核抑止論の神髄は核兵器一発で核超大国の横暴に対抗できることに尽きる。

だが、核抑止論は必ずどこかで破綻する。なぜなら核兵器がある限り、誰かがどこかでそれを使った先制攻撃を仕掛けるのが宿命だからだ。

核兵器はそもそも攻撃をかけるために製造されるのであって、「攻撃しない」ための道具ではない。
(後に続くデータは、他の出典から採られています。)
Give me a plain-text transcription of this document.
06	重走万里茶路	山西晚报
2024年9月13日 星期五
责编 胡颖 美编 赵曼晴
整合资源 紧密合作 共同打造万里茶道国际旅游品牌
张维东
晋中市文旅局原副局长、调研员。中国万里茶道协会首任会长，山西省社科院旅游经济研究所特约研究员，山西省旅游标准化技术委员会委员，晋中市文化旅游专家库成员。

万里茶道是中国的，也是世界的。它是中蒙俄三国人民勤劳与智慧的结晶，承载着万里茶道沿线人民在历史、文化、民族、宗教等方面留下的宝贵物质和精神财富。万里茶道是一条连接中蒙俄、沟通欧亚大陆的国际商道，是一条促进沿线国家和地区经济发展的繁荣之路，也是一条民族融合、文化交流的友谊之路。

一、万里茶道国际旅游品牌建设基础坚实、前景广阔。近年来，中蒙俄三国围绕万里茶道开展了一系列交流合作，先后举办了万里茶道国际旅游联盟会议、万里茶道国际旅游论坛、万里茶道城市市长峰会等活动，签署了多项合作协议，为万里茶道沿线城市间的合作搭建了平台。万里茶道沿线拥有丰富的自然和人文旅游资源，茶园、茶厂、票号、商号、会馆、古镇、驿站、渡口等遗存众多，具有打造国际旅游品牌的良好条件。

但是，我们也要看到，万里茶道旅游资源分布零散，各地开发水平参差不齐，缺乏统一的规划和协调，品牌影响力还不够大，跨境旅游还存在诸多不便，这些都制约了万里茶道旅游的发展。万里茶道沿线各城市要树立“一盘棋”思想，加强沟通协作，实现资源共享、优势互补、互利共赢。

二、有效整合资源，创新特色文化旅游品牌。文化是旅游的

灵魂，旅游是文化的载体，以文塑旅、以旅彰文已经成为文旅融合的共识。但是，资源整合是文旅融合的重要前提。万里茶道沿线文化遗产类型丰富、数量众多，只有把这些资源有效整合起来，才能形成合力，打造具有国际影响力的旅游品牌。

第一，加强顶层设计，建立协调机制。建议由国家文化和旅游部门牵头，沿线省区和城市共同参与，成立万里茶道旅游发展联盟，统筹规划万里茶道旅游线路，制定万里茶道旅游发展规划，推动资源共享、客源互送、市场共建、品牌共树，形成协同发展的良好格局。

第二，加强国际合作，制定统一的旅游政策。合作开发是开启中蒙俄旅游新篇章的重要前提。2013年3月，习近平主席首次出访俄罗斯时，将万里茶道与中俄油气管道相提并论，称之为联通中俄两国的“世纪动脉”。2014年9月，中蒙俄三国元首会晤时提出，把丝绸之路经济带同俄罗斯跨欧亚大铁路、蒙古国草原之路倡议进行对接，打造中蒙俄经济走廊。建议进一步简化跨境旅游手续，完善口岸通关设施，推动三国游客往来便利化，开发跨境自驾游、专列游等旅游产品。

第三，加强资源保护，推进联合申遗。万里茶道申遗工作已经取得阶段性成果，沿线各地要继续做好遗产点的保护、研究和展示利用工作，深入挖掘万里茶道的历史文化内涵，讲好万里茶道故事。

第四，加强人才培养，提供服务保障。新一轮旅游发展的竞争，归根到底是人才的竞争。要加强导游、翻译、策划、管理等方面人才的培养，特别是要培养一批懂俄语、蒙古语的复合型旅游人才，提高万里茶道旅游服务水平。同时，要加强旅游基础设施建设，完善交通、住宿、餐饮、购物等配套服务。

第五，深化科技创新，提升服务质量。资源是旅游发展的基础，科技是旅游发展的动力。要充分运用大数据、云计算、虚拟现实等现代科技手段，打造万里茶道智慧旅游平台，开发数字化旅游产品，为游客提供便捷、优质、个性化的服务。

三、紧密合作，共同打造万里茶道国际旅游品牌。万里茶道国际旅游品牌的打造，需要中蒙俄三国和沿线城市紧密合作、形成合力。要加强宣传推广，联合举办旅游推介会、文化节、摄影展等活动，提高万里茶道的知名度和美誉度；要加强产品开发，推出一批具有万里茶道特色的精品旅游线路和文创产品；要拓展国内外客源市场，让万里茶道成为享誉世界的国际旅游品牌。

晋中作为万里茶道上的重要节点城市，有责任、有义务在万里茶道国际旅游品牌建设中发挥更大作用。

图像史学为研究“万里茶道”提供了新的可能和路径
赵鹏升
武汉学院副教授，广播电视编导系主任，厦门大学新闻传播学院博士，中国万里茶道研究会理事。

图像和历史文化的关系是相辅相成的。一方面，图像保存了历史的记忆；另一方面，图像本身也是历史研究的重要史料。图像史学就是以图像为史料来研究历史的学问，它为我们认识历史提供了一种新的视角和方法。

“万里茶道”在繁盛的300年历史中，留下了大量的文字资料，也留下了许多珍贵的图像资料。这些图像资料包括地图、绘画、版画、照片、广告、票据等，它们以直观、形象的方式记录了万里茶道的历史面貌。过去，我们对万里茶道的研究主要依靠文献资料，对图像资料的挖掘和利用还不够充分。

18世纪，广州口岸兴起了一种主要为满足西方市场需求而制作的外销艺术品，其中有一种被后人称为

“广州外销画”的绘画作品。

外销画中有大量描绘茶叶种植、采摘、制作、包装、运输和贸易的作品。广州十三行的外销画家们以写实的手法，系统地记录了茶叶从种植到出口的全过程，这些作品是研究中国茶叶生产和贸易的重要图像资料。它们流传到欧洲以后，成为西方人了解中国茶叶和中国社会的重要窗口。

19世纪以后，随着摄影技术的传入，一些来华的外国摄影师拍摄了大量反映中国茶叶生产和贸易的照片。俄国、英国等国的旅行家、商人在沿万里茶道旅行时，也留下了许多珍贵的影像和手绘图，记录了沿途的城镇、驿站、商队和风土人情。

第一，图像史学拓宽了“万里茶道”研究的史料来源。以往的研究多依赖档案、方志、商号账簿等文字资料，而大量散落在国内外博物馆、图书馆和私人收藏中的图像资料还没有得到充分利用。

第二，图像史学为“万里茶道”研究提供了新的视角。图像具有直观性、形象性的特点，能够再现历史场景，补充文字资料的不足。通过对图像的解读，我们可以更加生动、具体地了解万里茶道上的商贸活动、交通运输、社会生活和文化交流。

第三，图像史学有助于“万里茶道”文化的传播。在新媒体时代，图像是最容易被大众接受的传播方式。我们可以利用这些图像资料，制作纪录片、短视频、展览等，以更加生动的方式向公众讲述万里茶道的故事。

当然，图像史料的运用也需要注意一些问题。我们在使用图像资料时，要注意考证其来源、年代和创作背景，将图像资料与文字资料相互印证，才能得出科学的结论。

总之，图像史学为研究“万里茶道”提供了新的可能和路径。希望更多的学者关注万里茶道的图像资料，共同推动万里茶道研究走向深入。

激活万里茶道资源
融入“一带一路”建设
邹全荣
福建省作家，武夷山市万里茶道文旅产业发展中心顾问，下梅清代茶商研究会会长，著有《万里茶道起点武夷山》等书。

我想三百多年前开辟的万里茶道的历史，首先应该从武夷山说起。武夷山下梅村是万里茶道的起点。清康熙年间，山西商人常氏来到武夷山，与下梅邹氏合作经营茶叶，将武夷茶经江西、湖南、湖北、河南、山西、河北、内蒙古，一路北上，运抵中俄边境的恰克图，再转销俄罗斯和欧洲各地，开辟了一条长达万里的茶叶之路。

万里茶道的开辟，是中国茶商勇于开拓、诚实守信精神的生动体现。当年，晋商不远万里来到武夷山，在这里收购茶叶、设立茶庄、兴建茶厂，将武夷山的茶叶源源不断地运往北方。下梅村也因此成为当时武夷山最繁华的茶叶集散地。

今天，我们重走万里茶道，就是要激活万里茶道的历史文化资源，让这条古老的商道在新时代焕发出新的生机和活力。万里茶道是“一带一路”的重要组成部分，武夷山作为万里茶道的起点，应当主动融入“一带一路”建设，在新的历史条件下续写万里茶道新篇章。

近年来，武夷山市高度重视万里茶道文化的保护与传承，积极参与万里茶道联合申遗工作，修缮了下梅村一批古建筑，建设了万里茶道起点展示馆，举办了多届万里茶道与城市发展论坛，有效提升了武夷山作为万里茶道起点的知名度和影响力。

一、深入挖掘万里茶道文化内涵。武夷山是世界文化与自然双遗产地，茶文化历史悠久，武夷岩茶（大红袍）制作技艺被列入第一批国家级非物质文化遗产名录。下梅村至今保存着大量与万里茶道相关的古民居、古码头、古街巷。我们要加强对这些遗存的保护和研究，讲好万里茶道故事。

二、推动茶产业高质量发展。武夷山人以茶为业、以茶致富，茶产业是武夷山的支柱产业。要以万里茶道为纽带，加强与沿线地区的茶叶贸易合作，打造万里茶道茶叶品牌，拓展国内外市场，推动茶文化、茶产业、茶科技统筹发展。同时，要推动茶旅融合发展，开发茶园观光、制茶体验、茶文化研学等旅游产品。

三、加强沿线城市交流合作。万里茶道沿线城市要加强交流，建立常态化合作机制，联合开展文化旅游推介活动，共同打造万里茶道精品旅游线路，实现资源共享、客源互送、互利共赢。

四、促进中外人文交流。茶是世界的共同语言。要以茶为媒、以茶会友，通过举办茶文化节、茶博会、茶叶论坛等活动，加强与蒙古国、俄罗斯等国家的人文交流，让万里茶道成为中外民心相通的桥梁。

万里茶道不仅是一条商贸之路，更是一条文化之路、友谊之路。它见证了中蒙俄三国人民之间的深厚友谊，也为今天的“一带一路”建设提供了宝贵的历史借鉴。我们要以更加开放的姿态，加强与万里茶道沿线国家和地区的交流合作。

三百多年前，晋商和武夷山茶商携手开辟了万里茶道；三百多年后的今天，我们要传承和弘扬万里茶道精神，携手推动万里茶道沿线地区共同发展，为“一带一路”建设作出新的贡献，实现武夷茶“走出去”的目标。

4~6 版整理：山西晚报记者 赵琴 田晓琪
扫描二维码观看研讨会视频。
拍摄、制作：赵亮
一方で誰かに攻撃されないために核兵器を保有するという核抑止論は、攻撃をかけるために核を有している相手が「絶対に攻撃しない」ことを前提に成り立っている。

大いなる矛盾なのである。

核兵器は究極には完全破棄されるべきである。その道程は果てしなく遠い。完全破棄に辿り着く前に人類は核兵器によって自らを完全破壊するかもしれない。

いや軍拡競争が続き核拡散が果てしなく進行すれば人類消滅の危機は必ずやってくる。

先月末、プーチン大統領の金魚の糞であるメドヴェージェフ露国家安全保障会議副議長が、核攻撃を示唆する挑発発言をした。

すると彼に劣らぬ超超国家主義者である米トランプ大統領が 、原子力潜水艦2隻を「(ロシアを攻撃できる)適切な地域」に派遣したと公言した。

メドヴェージェフ氏はプーチン大統領のパペットに過ぎず、クレムリンの吼える狂犬という役割担っているだけで、実際には何の権限も持っていないとされる。

だが彼の発言は、全てプーチン大統領の意思を代弁していると見るのが妥当だ。

要するに世界は、米ロという同じ穴の貉の危険な指導者を持つ国と、それに劣らぬ横暴な自民族主義者のボスが支配する中国、さらに北朝鮮とイスラエル、また核兵器を有して以来物騒な国へと変貌したインドとパキスタンなどによって大きく歪められている。

少しはましに見える英仏でさえも、核兵器を保有する限り、人類を滅亡させる可能性を秘めた危険な狂犬国家であることに変わりはない。

核抑止論が瓦解するのは、権力者の手に負えない強いエゴが噴出したり、彼らの唯我独尊思想に民衆の狂った興奮が重なったり、権力者間の誤解や曲解また錯誤や軽挙妄動が起きる時だ。

そしてそれは明日と言わず今すぐにでも起こりかねない。

人類が確実に生き延びる道は、やはり核兵器の完全廃絶でしかないと思うのである。